Высоко поднимая руку («пусть всем видно»), он то загибал, то разгибал пальцы и весело разъяснял.
— В умелых-то руках и суковатая доска принарядится! Значит, где уж тут дорого-то, друзья-товарищи? Каждому это возможно, только умение да старание приложи — и достигнешь, обязательно достигнешь удачи!
Всего больше толков, конечно, было о самой Топтухе: корове за половину отела перевалило, а она все доит и даже прибавила.
Степан по тетрадке вычитывал медленно, важно, как по псалтырю: тут ведь записана день за днем «новая Топтухина история».
— Двенадцатую неделю ее так воспитываем… В этом деле первостатейную помощь оказала нам с братом наша домовница, Олимпиада Ивановна. Воспитывалась эта молодая девица в городе — и, глядите, как быстро она превзошла вопросы сельского хозяйства! Исключительно добросовестная девушка, строгого поведения, умница, культурная, руки золотые!… Здесь находится ее дядя…
Баюков обернулся, нашел глазами Финогена и широко улыбнулся ему.
— Тебе, Финоген Петрович, особая благодарность от меня и брата за твою помощь в лице твоей племянницы Олимпиады Ивановны! Кланяюсь тебе при всем народе за то, что так замечательно воспитана твоя племянница, достойная самого высокого уважения, — и Баюков, приподняв свой краснозвездный шлем, низко поклонился Финогену.
— Что ты, что ты, право… — оторопел Финоген, попытавшись даже спрятаться за спины соседей. Но его добродушно, под смех и шутки, подтолкнули в передний ряд.

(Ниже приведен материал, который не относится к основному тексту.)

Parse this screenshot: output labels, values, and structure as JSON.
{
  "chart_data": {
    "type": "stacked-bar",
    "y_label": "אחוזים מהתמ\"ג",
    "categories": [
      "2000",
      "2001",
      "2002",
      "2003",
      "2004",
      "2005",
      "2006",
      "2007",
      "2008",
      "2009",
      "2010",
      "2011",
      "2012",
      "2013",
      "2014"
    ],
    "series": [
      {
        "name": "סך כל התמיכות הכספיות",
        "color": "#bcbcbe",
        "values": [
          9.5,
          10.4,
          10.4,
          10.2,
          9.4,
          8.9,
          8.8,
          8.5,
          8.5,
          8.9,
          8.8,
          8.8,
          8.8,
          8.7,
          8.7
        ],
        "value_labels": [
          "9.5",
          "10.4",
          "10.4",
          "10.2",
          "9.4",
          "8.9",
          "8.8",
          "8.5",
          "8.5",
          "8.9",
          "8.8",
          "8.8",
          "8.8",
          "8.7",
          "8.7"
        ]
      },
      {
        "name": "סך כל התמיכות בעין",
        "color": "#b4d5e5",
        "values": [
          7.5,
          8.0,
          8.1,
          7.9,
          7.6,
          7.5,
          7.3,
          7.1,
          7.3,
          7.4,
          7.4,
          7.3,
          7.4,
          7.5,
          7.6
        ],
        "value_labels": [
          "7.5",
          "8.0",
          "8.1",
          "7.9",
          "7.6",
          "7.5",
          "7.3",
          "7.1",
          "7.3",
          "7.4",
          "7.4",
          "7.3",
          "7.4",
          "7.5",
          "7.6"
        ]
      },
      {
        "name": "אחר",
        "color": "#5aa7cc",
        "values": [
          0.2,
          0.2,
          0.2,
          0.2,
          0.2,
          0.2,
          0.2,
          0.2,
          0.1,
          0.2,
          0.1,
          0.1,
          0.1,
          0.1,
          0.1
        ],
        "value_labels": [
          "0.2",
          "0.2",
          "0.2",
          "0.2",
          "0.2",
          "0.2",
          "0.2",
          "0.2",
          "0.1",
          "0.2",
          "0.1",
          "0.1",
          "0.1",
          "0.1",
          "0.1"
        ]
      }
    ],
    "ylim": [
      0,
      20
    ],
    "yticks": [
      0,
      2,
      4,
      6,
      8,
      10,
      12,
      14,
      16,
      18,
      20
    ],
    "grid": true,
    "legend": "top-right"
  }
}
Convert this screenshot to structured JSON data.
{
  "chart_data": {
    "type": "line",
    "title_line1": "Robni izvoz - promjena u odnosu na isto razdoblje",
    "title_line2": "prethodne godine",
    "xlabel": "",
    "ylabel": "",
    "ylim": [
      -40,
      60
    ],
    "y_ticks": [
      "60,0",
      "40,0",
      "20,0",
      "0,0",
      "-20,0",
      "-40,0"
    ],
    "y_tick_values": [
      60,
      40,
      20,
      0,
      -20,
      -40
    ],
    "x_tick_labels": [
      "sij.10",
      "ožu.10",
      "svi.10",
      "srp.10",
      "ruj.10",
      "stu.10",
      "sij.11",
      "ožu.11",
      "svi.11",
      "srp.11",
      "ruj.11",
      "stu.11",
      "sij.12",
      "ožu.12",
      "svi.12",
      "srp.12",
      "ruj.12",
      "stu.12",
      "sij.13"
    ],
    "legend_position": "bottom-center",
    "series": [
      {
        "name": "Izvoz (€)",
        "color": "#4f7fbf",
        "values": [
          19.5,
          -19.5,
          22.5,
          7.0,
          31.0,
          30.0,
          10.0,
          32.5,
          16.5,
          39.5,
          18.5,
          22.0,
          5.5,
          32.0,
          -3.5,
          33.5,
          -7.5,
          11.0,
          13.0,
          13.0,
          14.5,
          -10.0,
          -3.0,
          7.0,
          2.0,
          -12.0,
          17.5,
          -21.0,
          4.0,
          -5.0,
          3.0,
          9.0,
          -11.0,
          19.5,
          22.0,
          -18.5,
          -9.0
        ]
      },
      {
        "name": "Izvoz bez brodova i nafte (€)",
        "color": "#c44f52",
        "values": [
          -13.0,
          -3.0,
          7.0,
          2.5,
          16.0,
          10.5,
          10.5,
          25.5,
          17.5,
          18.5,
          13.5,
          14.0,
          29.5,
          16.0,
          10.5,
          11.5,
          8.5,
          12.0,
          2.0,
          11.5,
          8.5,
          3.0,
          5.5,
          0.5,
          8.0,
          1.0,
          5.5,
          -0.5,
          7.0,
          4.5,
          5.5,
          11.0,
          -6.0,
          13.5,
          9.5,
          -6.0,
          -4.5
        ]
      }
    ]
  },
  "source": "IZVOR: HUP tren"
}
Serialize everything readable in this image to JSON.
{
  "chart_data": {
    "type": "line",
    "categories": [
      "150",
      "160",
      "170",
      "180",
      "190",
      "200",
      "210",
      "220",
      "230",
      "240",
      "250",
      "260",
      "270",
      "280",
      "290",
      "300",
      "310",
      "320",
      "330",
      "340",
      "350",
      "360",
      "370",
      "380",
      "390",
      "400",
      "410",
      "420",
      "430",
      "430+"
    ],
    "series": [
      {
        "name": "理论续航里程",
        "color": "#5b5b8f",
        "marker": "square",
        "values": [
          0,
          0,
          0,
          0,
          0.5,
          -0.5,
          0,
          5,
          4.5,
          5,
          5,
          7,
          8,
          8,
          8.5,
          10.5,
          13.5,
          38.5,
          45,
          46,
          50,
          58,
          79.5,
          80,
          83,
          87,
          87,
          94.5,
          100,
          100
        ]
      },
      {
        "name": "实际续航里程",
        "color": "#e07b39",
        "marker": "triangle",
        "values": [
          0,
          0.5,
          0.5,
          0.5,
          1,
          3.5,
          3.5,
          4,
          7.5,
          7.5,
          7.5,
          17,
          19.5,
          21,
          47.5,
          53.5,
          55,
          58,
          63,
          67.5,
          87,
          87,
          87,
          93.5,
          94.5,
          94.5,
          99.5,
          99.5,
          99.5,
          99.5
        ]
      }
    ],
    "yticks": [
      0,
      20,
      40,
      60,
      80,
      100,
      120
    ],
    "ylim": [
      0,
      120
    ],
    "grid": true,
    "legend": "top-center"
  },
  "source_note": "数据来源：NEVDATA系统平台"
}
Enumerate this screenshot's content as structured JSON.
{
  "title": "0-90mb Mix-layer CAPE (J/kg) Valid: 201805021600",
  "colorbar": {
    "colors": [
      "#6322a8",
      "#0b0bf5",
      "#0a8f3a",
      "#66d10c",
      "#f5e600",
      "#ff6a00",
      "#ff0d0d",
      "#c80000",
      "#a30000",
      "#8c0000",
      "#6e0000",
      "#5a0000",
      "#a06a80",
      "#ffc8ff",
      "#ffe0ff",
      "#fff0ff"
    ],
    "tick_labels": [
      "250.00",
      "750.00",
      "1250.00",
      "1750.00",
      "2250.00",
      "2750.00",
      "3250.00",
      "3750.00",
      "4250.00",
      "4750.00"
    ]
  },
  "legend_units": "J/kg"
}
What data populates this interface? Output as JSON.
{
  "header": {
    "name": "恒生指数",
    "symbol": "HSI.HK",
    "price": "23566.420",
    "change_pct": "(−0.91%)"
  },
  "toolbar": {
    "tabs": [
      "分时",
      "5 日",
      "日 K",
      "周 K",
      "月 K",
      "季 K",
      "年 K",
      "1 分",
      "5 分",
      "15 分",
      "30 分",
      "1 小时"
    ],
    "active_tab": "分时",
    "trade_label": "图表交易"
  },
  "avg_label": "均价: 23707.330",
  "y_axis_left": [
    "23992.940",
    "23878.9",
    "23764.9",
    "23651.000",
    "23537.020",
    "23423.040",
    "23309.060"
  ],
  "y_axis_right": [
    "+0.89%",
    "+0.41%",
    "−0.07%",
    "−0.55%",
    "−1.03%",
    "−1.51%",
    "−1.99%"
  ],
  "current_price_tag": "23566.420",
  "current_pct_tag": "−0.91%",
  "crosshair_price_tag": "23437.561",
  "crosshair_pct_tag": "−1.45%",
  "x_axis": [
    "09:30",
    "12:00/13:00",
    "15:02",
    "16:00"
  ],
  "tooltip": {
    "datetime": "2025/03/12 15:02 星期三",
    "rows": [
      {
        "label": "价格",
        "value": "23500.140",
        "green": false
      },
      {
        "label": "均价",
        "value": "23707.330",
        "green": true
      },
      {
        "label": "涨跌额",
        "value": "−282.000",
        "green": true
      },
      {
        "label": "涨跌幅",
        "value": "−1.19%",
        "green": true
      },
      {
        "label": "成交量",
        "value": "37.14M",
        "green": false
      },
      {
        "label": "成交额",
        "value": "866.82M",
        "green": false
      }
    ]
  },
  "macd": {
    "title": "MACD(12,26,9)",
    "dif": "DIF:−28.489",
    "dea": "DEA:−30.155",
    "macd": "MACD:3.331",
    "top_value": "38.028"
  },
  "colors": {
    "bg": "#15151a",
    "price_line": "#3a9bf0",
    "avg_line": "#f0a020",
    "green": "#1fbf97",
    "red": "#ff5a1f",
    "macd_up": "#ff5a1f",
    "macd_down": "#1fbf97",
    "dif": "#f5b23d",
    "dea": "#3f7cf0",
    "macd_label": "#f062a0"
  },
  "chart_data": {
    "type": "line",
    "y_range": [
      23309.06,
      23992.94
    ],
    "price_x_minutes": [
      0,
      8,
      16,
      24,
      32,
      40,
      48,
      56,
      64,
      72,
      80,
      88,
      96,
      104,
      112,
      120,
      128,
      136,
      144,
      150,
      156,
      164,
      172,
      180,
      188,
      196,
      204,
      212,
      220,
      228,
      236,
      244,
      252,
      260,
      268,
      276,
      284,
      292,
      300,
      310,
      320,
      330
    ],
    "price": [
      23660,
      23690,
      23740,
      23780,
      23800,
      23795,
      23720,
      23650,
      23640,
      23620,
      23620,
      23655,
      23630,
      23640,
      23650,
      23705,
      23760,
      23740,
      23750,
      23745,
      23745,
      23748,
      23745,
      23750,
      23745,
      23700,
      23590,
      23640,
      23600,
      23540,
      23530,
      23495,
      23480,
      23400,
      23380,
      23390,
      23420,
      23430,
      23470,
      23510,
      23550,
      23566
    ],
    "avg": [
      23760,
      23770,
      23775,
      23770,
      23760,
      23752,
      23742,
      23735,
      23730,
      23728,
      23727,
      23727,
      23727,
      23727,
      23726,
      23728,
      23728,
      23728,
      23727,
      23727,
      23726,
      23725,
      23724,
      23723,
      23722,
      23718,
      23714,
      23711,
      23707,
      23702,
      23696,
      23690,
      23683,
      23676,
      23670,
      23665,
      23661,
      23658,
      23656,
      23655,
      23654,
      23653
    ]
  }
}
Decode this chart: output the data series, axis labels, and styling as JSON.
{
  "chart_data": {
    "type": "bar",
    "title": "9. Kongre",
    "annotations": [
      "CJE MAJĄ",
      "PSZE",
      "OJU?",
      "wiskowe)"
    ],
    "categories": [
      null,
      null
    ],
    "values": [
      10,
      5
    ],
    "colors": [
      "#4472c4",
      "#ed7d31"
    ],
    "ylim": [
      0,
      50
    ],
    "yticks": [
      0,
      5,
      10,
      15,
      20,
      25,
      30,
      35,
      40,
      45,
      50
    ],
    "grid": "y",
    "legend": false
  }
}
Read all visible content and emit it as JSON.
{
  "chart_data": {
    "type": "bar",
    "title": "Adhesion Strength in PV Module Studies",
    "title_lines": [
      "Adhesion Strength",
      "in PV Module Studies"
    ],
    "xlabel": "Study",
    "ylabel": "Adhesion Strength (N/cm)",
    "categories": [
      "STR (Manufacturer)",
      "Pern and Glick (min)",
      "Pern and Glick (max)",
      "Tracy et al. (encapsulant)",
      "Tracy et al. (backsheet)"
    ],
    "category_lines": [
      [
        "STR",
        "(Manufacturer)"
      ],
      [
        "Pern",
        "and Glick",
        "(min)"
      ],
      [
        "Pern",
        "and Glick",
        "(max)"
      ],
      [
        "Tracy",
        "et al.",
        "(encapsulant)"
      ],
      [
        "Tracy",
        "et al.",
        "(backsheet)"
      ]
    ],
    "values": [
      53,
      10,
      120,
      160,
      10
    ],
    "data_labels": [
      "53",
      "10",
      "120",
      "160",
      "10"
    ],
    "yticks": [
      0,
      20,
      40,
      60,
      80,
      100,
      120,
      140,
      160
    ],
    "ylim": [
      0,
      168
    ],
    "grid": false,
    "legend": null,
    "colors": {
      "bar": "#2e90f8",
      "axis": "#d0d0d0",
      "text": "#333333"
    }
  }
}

— Принимай, принимай похвалу-то!
— Она, брат, слаще меда!
От этой щедрой похвалы Липа вспыхнула до ушей и тихонько спряталась в уголок.
«Шуму-то сколько! Захвалил совсем…» — проносилось в ее голове, а сердце сладко замирало и голова даже чуть кружилась от радости за себя и за Баюкова. Она одна знала, как волновался поутру этот сильный, здоровый человек, который ходил на Врангеля и под обстрелом приволок от белых пулемет. Липа гордилась втихомолку, что именно она успокаивала сегодня разволновавшегося Степана, конечно, ее ободряющие слова вспоминал он и сейчас, встречаясь с ней беглыми, но выразительными взглядами.